Я не понимала, к чему он клонит, но разговор мне не нравился. Я осторожно ответила:
— Я хотела, чтобы мы с Дэнисом какое-то время пожили друг для друга.
— Он согласился?
— Конечно. Он тогда старался построить свой бизнес.
— Но Дэнис был постоянно занят, и вы не могли часто видеться.
— Нам хватало. Но какое это имеет отношение ко мне, как к матери моих детей, доктор Дженовиц?
— Это очень тесно связано с вашим отношением к материнству.
— Каким образом? — спросила я.
— Некоторые женщины хотят детей, но потом, забеременев, начинают жалеть об этом.
— Я не принадлежу к этой категории.
— Тогда как вы объясните мне свой аборт?
«Аборт!» — про себя повторила я. «Какой аборт?» — хотела я спросить.
Но я знала, о чем идет речь. Можно глубоко похоронить это воспоминание под толстыми пластами дальнейшего семейного счастья, но ни одна женщина, пережившая аборт, не сможет вычеркнуть его из своей памяти навсегда. Она может делать вид, что ничего не произошло, может хранить эту тайну от матери, сестры, от ближайших подруг, но никогда не выкинет ее из своей души.

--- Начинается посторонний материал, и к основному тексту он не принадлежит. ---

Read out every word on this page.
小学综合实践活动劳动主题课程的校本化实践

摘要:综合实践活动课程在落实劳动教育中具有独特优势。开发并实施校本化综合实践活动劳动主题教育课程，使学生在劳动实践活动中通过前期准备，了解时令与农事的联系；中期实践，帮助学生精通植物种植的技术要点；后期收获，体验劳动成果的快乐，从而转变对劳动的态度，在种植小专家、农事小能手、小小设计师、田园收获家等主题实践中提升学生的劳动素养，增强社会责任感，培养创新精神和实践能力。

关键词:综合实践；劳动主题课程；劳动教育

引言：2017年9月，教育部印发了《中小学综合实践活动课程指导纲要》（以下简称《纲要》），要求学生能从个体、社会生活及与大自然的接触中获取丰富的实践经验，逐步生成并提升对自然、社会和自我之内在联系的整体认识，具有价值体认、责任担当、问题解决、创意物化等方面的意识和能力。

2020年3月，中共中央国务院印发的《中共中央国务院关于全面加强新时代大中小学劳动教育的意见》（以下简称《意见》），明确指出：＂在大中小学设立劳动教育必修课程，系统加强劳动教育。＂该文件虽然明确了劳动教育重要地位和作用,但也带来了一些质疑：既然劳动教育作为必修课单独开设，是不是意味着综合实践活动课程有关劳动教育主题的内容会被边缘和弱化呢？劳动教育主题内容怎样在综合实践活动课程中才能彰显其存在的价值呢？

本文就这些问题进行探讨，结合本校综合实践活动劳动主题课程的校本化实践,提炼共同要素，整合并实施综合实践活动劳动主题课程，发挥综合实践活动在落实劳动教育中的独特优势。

Я понимала это. Единственное, чего я не понимала, зачем мой муж, после стольких лет молчания, снова поднял эту тему.
Мое молчание не имело ничего общего с нежеланием что-либо объяснять. В самом начале заявление Дженовица слишком поразило меня, а потом, когда мои мысли перестали метаться в голове со страшной скоростью, я смутилась.

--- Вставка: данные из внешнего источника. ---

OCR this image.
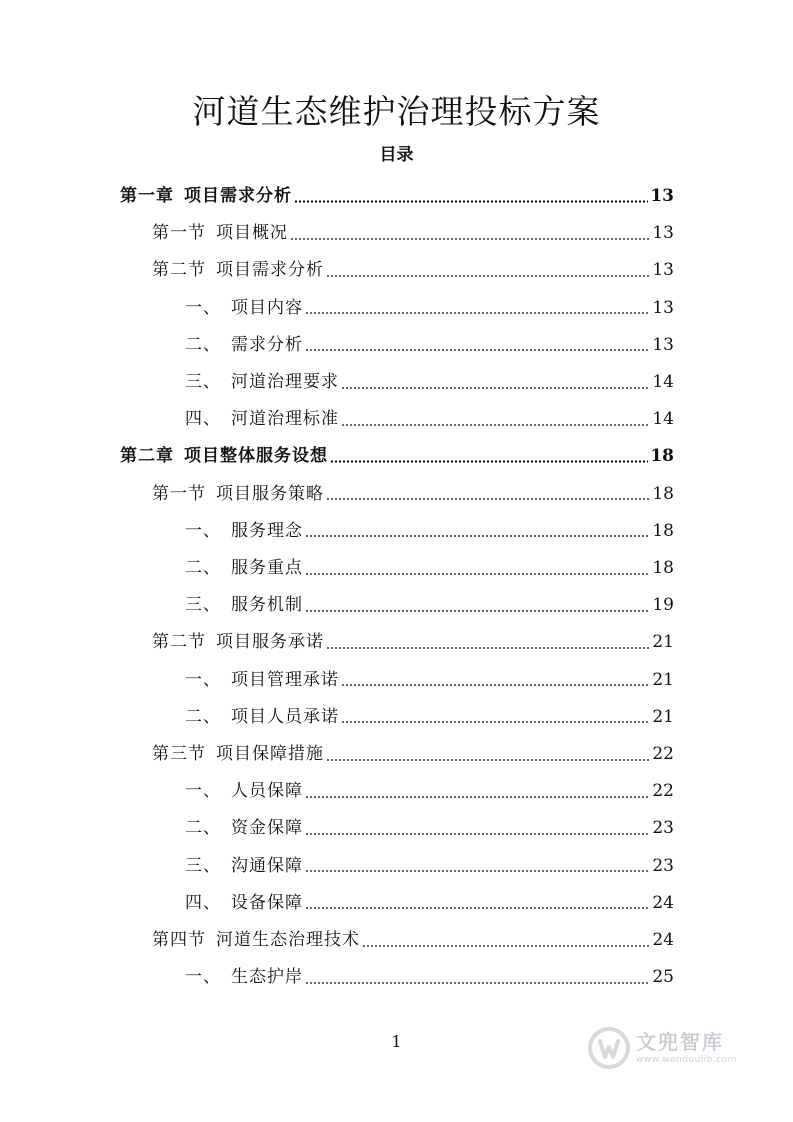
河道生态维护治理投标方案
目录
第一章 项目需求分析	13
第一节 项目概况	13
第二节 项目需求分析	13
一、 项目内容	13
二、 需求分析	13
三、 河道治理要求	14
四、 河道治理标准	14
第二章 项目整体服务设想	18
第一节 项目服务策略	18
一、 服务理念	18
二、 服务重点	18
三、 服务机制	19
第二节 项目服务承诺	21
一、 项目管理承诺	21
二、 项目人员承诺	21
第三节 项目保障措施	22
一、 人员保障	22
二、 资金保障	23
三、 沟通保障	23
四、 设备保障	24
第四节 河道生态治理技术	24
一、 生态护岸	25
1	文兜智库
www.wendoulib.com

В конце концов Дин Дженовиц спросил:
— Я затронул больной вопрос?
— Больной вопрос? Уфф. Я знала, что вы так это назовете. Кто вам рассказал?
— Об аборте? — Он специально сделал ударение на этом слове, чтобы я как можно лучше поняла его смысл. — Не важно. Я хочу, чтобы вы все мне рассказали.
— Откуда вы о нем узнали? — снова спросила я.
— Не имеет значения, — повторил Дженовиц и откинулся, ожидая моих объяснений.
Но я желала получить объяснения от него самого, потому что, помимо смущения, испытывала злобу и подозрение.
— Это произошло много лет назад. Дэнис знал, насколько болезненно я пережила аборт. И мы не вспоминали больше о нем, вообще не заговаривали на эту тему. Никогда. То, что он заговорил об этом столько лет спустя… Я ошеломлена!
— А он и не заговорил. Упоминание об аборте находилось в общей папке вместе со всеми документами, которые я получил по вашему делу.
— Так что, и судья знал об этом?
— Понятия не имею. Это не мое дело. Могу только сказать, что медицинские записи лежали в общей папке.
— Медицинские записи?
— Они же существуют, вы должны это знать, — подтвердил Дженовиц.
— Если честно, я понятия не имела. Я, конечно, предполагала, что какие-то записи должны храниться в старых архивах, но разве законы о конфиденциальности не запрещают их разглашение? Мне даже и в голову не приходило, что кто-то найдет их, более того — сделает копии и передаст судье.